If you’d like to dig deeper into SaaS’s user experience, take a look at Chargebee’s guide to SaaS user-design.  

 2. Frictionless user experience

In a product-led growth model, the product has to be simple and easy to learn and understand. Everyone wants to feel like a pro, and if the initial experience leaves the user more confused than when they started, they will not return to the product. For example, Zoom had a 149% year-over-year growth in fiscal 2018 and 118% growth in 2019. Many people have adopted the biggest reason Zoom is its ease of use of the application – a school kid can attend classes on it and conduct meetings on it.

zoom

Friction in customer experience can have a massive impact on conversation rates. Take the example of Calendly. Calendly is an online appointment scheduling software. When they approached Chargebee, they faced three major friction points in their workflow. 

  • Whenever a trial period was over, there was no automated process to collect credit card information and activate the subscription.
  • While switching to different plans, charges had to be prorated manually 
  • Customers who wanted to add more users had to contact customer success and wait until their request was processed. 

They used Chargebee plus Stripe integration to automate most of the billing use cases and monetized their free self-serve product by balancing revenue generation and customer growth. You can check out the conversation we had with Calendly about how they used product-led growth to their advantage.

3. Delivering value before paywall builds trust

As consumers, we want to try out the new car or the new dress before making the purchase decision. End-users expect the same from their SaaS products. Letting the product occupy an integral place in the customer’s life that they would find it difficult to live without is the level of trust the product should aim for. Freemium and free trials play a huge part here. 

Asana is a task management app that is easy to use and provides multiple shortcuts, integrations, and collaborations that make the management of projects easy. The free plan is for those who are starting with a project. As the team/project scales, it would not be easy to move away from Asana, making it an integral tool.

asana

At Chargebee, we use the free trial version to help the end-users explore the product. Before the 14-day free trial ends, the person would have a different perspective on revenue management. Along the way, sales and success professionals are available to help the user if they get stuck in the process.

 4. Use key features to drive demand

Your product could boast a vast armory of features, but the user might not be interested in all of them. Different users have different needs, and they would only care about what makes their life more comfortable. Building custom product walk-throughs with data based on user segmentation might increase user engagement and demand.

Hubspot is one of the most powerful marketing automation tools in the market. It helps you track workflows, generate quality leads, nurture them, apply social media automation, and much more. Its key selling point is the free CRM it provides, a simple user interface that would save marketing teams from performing repetitive tasks.

hubspot

It is indeed true that product-led growth drives the LTV of customers and reduces the CAC. However, a change from an existing sales-driven model to a product-led model cannot happen overnight and would include multiple moving parts. 

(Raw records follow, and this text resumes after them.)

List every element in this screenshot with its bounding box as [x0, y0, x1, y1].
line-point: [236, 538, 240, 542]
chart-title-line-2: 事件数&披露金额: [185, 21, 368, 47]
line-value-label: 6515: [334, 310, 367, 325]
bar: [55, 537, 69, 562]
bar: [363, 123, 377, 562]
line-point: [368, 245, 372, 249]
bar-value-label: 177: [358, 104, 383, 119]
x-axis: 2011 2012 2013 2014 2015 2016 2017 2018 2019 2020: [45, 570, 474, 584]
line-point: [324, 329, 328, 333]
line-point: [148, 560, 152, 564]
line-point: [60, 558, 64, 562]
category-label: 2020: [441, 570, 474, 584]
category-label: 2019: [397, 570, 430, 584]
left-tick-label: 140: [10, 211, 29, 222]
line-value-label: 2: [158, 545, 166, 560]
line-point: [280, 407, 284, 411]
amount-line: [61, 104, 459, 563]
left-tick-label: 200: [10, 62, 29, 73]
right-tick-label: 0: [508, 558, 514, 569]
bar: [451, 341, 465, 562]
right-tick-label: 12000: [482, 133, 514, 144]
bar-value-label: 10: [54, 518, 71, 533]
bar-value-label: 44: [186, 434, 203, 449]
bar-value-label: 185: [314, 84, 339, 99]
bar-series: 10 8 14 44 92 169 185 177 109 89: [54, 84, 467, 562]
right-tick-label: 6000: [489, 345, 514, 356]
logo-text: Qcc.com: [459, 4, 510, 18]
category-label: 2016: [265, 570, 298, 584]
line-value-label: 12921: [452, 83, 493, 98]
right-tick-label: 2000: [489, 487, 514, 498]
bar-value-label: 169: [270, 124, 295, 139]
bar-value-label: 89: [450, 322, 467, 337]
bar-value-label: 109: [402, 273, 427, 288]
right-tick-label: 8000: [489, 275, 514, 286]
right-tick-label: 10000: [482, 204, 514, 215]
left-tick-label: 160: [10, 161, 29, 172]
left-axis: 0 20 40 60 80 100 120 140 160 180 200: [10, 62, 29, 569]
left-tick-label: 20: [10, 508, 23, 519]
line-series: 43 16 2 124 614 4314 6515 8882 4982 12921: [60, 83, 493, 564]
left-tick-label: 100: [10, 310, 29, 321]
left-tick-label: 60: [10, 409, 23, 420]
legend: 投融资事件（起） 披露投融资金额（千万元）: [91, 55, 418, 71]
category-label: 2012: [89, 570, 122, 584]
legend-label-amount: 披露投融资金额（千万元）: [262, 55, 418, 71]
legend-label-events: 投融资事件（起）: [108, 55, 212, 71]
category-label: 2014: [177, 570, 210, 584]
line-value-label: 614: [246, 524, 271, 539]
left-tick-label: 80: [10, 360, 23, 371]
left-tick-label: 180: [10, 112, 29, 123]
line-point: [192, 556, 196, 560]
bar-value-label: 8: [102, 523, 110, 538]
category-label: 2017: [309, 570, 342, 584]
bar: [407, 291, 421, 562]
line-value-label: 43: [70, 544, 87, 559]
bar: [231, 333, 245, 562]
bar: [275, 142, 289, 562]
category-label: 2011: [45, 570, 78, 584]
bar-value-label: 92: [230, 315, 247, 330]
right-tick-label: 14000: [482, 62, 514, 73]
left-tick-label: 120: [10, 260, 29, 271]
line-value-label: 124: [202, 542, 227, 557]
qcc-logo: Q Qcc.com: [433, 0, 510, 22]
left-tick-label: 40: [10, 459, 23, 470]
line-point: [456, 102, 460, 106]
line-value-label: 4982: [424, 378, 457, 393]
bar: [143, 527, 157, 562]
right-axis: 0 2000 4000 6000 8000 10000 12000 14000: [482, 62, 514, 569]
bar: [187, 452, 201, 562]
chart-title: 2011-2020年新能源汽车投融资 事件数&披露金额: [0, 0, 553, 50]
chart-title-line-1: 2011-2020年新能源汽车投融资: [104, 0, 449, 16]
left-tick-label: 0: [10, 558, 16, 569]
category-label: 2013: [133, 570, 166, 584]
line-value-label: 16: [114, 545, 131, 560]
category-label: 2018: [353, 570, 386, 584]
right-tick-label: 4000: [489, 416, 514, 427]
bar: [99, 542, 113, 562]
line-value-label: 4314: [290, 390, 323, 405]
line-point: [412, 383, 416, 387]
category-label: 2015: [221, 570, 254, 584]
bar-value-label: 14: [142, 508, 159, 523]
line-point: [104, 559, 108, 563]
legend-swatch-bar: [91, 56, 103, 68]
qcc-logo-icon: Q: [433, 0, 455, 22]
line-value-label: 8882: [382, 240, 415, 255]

Being product-led doesn’t mean that your sales and marketing teams have nothing to do. It means that every team is focused on the product which leads to creating a customer-centric organization.

According to Openview Partners, most software companies (90%) augment a free trial or freemium product experience with outreach from sales, support, or success teams.  While there is no one-size-fits-all solution, adopting a product-led model depends on your product’s complexity, buyer persona, and behavior. It is a decision you’d have to take for yourself considering the different variables. As always, the key is finding the right balance between the various growth strategies while ensuring that customer experience remains unparalleled.